As a weekend project I thought of solving LinkedIn’s Queens game programmatically. (Well idea was to make it solve using ChatGPT, but too many un-knows and thought of solving using classic, vanilla backtracking)

For those of you who haven't played (or don't even know) Queens game:

How to play

Goal: Place exactly 1 Q in each row, column, and color region.

Rule: Q cannot touch each other, not even diagonally.


The idea was:
  • Take a screenshot containing the puzzle

  • Our code should automatically detect the puzzle grid

  • Crop or rebuild the puzzle cleanly

  • Convert the puzzle to 2D array

  • (solve the classic n-queens problem using backtracking)

  • Add/Modify the Queens constraints to the N Queens problem

  • Using the solution, regenerate the image with Queens placed

Enter OpenCV: Detecting and Processing the Puzzle Image

I knew the first step was to process the puzzle image using OpenCV. I have zero to none knowledge in OpenCV, so I started with basic questions to GPT like:

How to load image
import cv2 as cv
import numpy as np

# Reading an image
original = cv.imread("<file_name">)
cv.imshow("original", original)
How to draw a line, circle, rectangle, text on the same image

# Drawing a line
line = cv.line(original, (original.shape[1]//2, original.shape[0]//2), (0,0) , (0,255,0), thickness=2)
cv.imshow("line", line)

# Drawing other shapes
circle = cv.circle(line, (line.shape[1]//2, line.shape[0]//2), 50, (0,0,255), thickness=2)
rect = cv.rectangle(circle, (10,10), (circle.shape[1]//2, circle.shape[0]//2), (255,0,0), thickness=2)
text = cv.putText(rect, "Hi", (rect.shape[1]//2, rect.shape[0]//2), cv.FONT_HERSHEY_SIMPLEX, 1, (255,255,255), thickness=2)

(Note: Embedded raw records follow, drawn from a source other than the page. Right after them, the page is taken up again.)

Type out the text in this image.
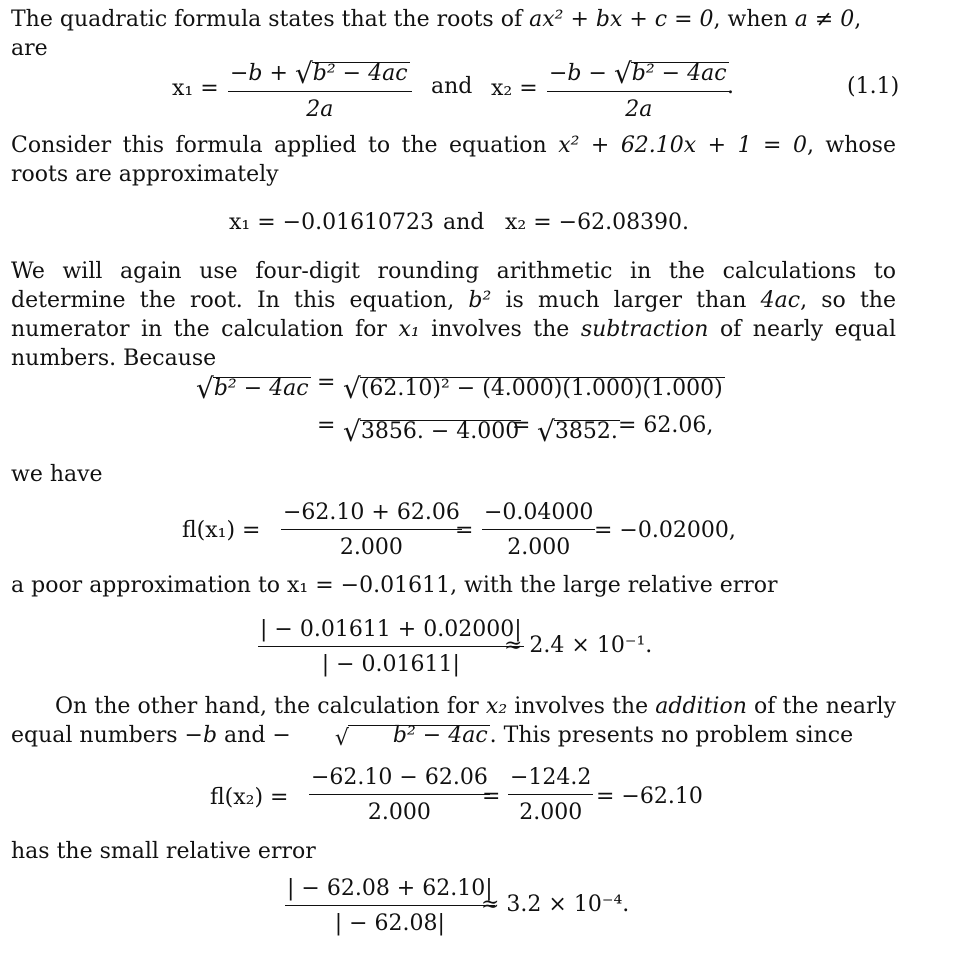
The quadratic formula states that the roots of ax² + bx + c = 0, when a ≠ 0, are
$x_1 = \frac{\text{−b + √b² − 4ac}}{2a}$ and $x_2 = \frac{\text{−b − √b² − 4ac}}{2a}$
.	(1.1)
Consider this formula applied to the equation x² + 62.10x + 1 = 0, whose roots are approximately
x₁ = −0.01610723 and x₂ = −62.08390.
We will again use four-digit rounding arithmetic in the calculations to determine the root. In this equation, b² is much larger than 4ac, so the numerator in the calculation for x₁ involves the subtraction of nearly equal numbers. Because
√b² − 4ac = √(62.10)² − (4.000)(1.000)(1.000)
= √3856. − 4.000
= √3852. = 62.06,
we have
$fl(x_1) = \frac{-62.10 + 62.06}{2.000}$
= $\frac{-0.04000}{2.000}$
= −0.02000,
a poor approximation to x₁ = −0.01611, with the large relative error
$\frac{| - 0.01611 + 0.02000|}{| - 0.01611|}$
≈ 2.4 × 10⁻¹.
On the other hand, the calculation for x₂ involves the addition of the nearly equal numbers −b and − √ b² − 4ac. This presents no problem since
$fl(x_2) = \frac{-62.10 - 62.06}{2.000}$
= $\frac{-124.2}{2.000} = -62.10$
has the small relative error
$\frac{| - 62.08 + 62.10|}{| - 62.08|}$
≈ 3.2 × 10⁻⁴.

cv.imshow("all shapes", text)
Cropping image
# its essentially selecting the pixels we need from the entire image
cropped = original[0:original.shape[1]//2, 0:original.shape[0]//2]
cv.imshow("cropped", cropped)
How to detect contours

by default OpenCV reads images as BGR, as opposed to traditional RGB

# Its best to convert image to grayscale
# and add a bit of blur for better contour detections
# since our image is mostly a grid we dont need blur

# by default OpenCV reads images as BGR
# as opposed to traditional RGB
gray = cv.cvtConvert(original, cv.COLOR_BGR2GRAY)
contours, _ = cv.findContours(gray, cv.RETR_TREE, cv.CHAIN_APPROX_NONE)
Combining the basics
  • Read the image

  • Convert to Grayscale

  • Find contours, sort them and pick the largest (I picked second largest since the 1st was always the bounding box of original image)

  • Crop to just the puzzle

  • Again find contours, because now our image only contains the puzzle grid

  • Get the number of cells

  • Iterate over each cell and take average color and assign a number for each color

original = cv.imread(file_name)
cv.imwrite("solution/original.png", original)

gray = cv.cvtColor(original, cv.COLOR_BGR2GRAY)

contours, _ = cv.findContours(gray, cv.RETR_TREE, cv.CHAIN_APPROX_NONE)
contours = sorted(contours, key=cv.contourArea, reverse=True)

# fix the 1 here!!!
x, y, w, h = cv.boundingRect(contours[1])

# Crop the grid area from the image
grid = original[y:y+h, x:x+w]

cv.imwrite("solution/grid.png", grid)

gray = cv.cvtColor(grid, cv.COLOR_BGR2GRAY)
cv.imwrite("solution/gray-grid.png", gray)

contours, _ = cv.findContours(gray, cv.RETR_TREE, cv.CHAIN_APPROX_NONE)
contours = sorted(contours, key=cv.contourArea)

total_cells = len(contours) - 2
grid_size = int(math.sqrt(total_cells))
if total_cells != grid_size**2:
    print("Unable to detect full grid! Aborting")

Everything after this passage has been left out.